Éminemment digestif par lui-même, le miel aide encore à la digestion des autres aliments. Ses principes aromatiques, ses acides stimulent les glandes salivaires et par ailleurs le miel n’utilise pas les sucs gastriques. Cette surabondance de salive, de suc gastrique profite à la digestion des autres aliments et entraîne les déchets accumulés dans l’estomac : c’est pourquoi le miel est digestif et quelque peu laxatif. Le miel convient donc tout spécialement dans le cas de gastralgie, de digestion pénible, de constipation.
Le miel est aussi rafraîchissant : il est recommandé dans le cas d’inflammation de l’estomac et des intestins, dans les maladies des reins et de la vessie.
Dans les insomnies : il calme les nerfs et facilite le sommeil. Beaucoup de diabétiques se sont bien trouvés de son emploi.

Enfin, le miel contient du fer et surtout de l’acide formique, cet acide formique tant recommandé de nos jours par les sommités médicales, pour augmenter l’activité et la force du système musculaire comme pour en retarder la fatigue. Cet acide formique, par ailleurs, rend le miel antiseptique : voilà pourquoi le miel combat les mauvaises fermentations des intestins. Antiseptique, rafraîchissant et calmant, le miel forme un excellent onguent pour guérir les blessures, contusions, ulcères, boutons, inflammations.

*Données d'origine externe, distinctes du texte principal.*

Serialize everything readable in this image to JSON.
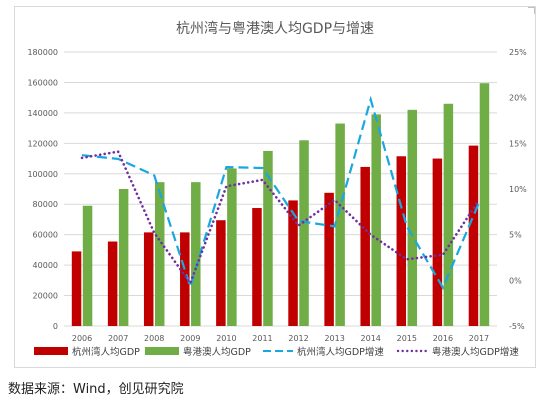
{
  "source_note": "数据来源：Wind，创见研究院",
  "chart_data": {
    "type": "bar",
    "title": "杭州湾与粤港澳人均GDP与增速",
    "categories": [
      "2006",
      "2007",
      "2008",
      "2009",
      "2010",
      "2011",
      "2012",
      "2013",
      "2014",
      "2015",
      "2016",
      "2017"
    ],
    "ylim_left": [
      0,
      180000
    ],
    "yticks_left": [
      "0",
      "20000",
      "40000",
      "60000",
      "80000",
      "100000",
      "120000",
      "140000",
      "160000",
      "180000"
    ],
    "ylim_right": [
      -5,
      25
    ],
    "yticks_right": [
      "-5%",
      "0%",
      "5%",
      "10%",
      "15%",
      "20%",
      "25%"
    ],
    "grid": true,
    "legend_position": "bottom",
    "series": [
      {
        "name": "杭州湾人均GDP",
        "kind": "bar",
        "axis": "left",
        "color": "#c00000",
        "values": [
          49000,
          55500,
          61500,
          61500,
          69500,
          77500,
          82500,
          87500,
          104500,
          111500,
          110000,
          118500
        ]
      },
      {
        "name": "粤港澳人均GDP",
        "kind": "bar",
        "axis": "left",
        "color": "#70ad47",
        "values": [
          79000,
          90000,
          94500,
          94500,
          103500,
          115000,
          122000,
          133000,
          139000,
          142000,
          146000,
          159500
        ]
      },
      {
        "name": "杭州湾人均GDP增速",
        "kind": "line",
        "axis": "right",
        "color": "#1aa7e0",
        "dash": "dash",
        "values": [
          13.7,
          13.3,
          11.5,
          -0.7,
          12.4,
          12.3,
          6.5,
          5.9,
          19.8,
          5.9,
          -0.8,
          8.5
        ]
      },
      {
        "name": "粤港澳人均GDP增速",
        "kind": "line",
        "axis": "right",
        "color": "#7030a0",
        "dash": "dot",
        "values": [
          13.4,
          14.1,
          5.2,
          -0.3,
          10.3,
          11.0,
          6.0,
          8.8,
          5.0,
          2.3,
          2.8,
          8.8
        ]
      }
    ]
  }
}
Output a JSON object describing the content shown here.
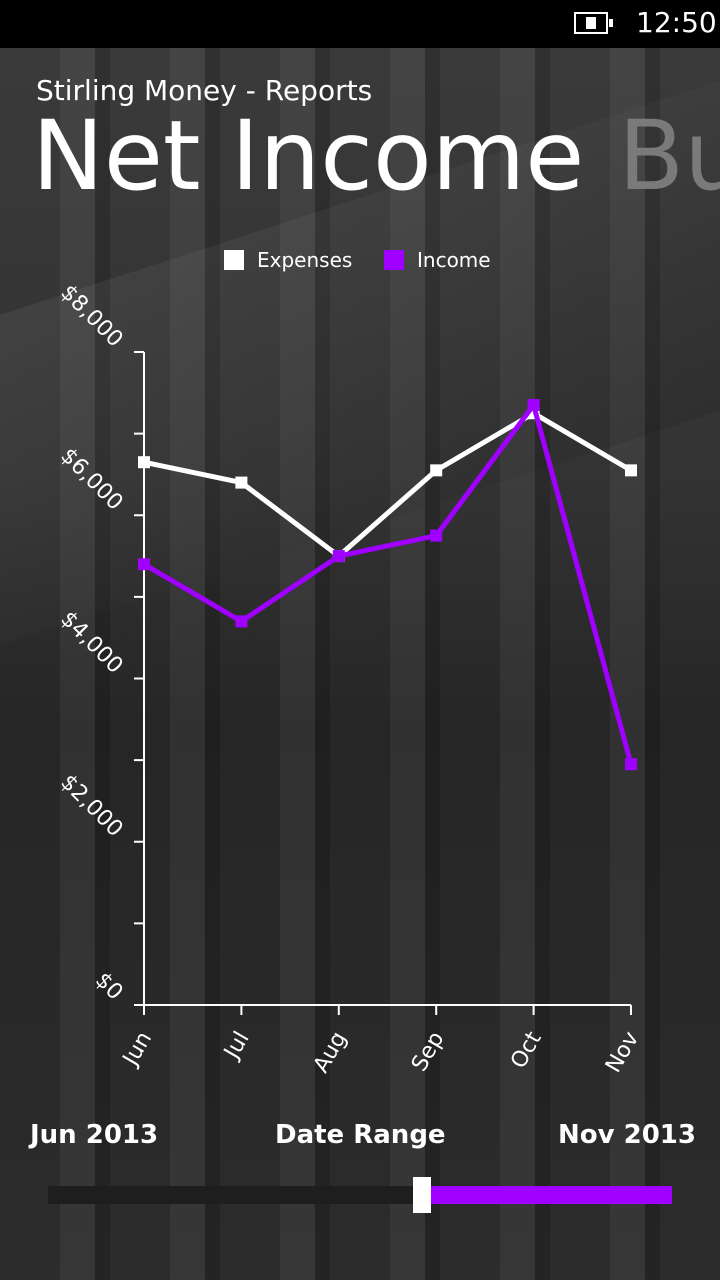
{
  "status": {
    "time": "12:50",
    "battery_icon": "battery-charging-icon"
  },
  "app": {
    "title": "Stirling Money - Reports"
  },
  "pivot": {
    "current": "Net Income",
    "next": "Bu"
  },
  "colors": {
    "income": "#a000ff",
    "expenses": "#ffffff",
    "accent": "#a000ff"
  },
  "chart_data": {
    "type": "line",
    "categories": [
      "Jun",
      "Jul",
      "Aug",
      "Sep",
      "Oct",
      "Nov"
    ],
    "series": [
      {
        "name": "Expenses",
        "values": [
          6650,
          6400,
          5500,
          6550,
          7250,
          6550
        ]
      },
      {
        "name": "Income",
        "values": [
          5400,
          4700,
          5500,
          5750,
          7350,
          2950
        ]
      }
    ],
    "ylim": [
      0,
      8000
    ],
    "yticks": [
      0,
      2000,
      4000,
      6000,
      8000
    ],
    "yticks_minor": [
      1000,
      3000,
      5000,
      7000
    ],
    "ytick_labels": [
      "$0",
      "$2,000",
      "$4,000",
      "$6,000",
      "$8,000"
    ],
    "legend": {
      "position": "top",
      "entries": [
        "Expenses",
        "Income"
      ]
    },
    "grid": false
  },
  "date_range": {
    "start_label": "Jun 2013",
    "title": "Date Range",
    "end_label": "Nov 2013",
    "thumb_fraction": 0.6
  }
}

Pour le même motif, le miel est d’une grande efficacité dans l’enrouement, la toux, le rhume, la grippe, l’influenza, la bronchite, l’angine, le catarrhe, l’asthme, les aphtes des enfants.

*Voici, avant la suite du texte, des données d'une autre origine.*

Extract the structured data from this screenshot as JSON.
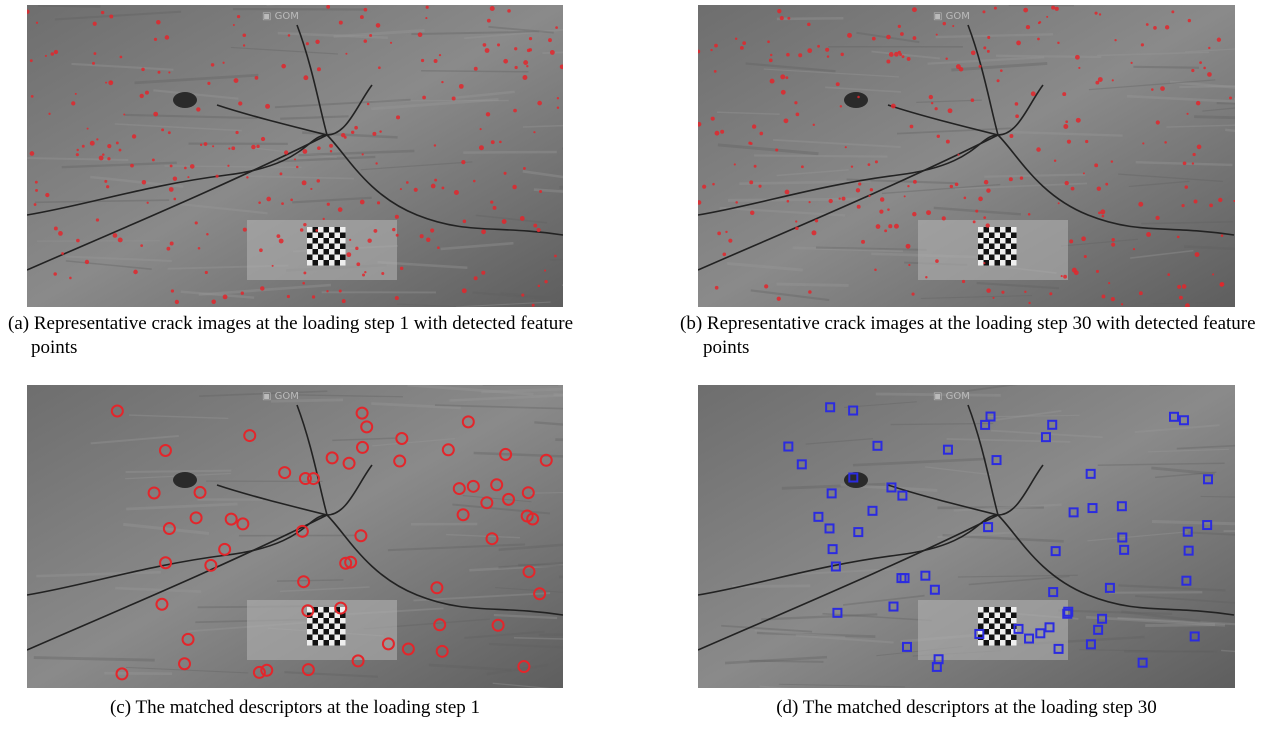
{
  "panels": [
    {
      "caption": "(a) Representative crack images at the loading step 1 with detected feature points"
    },
    {
      "caption": "(b) Representative crack images at the loading step 30 with detected feature points"
    },
    {
      "caption": "(c) The matched descriptors at the loading step 1"
    },
    {
      "caption": "(d) The matched descriptors at the loading step 30"
    }
  ]
}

On peut donc dire que le miel est vraiment un suc bienfaisant, une panacée universelle, déposée par le Créateur dans le calice des fleurs et recueillie pieusement par les abeilles.

Pour être complet, nous devons dire toutefois que l’emploi fréquent de miel ne saurait convenir ni dans le cas de maladie de foie, en raison de son acide formique et parce qu’il pousse à l’engraissement, ni dans le cas de tendance à la congestion cérébrale, parce que le miel est de digestion stomacale et que, par conséquent, son assimilation est rapide, même brutale.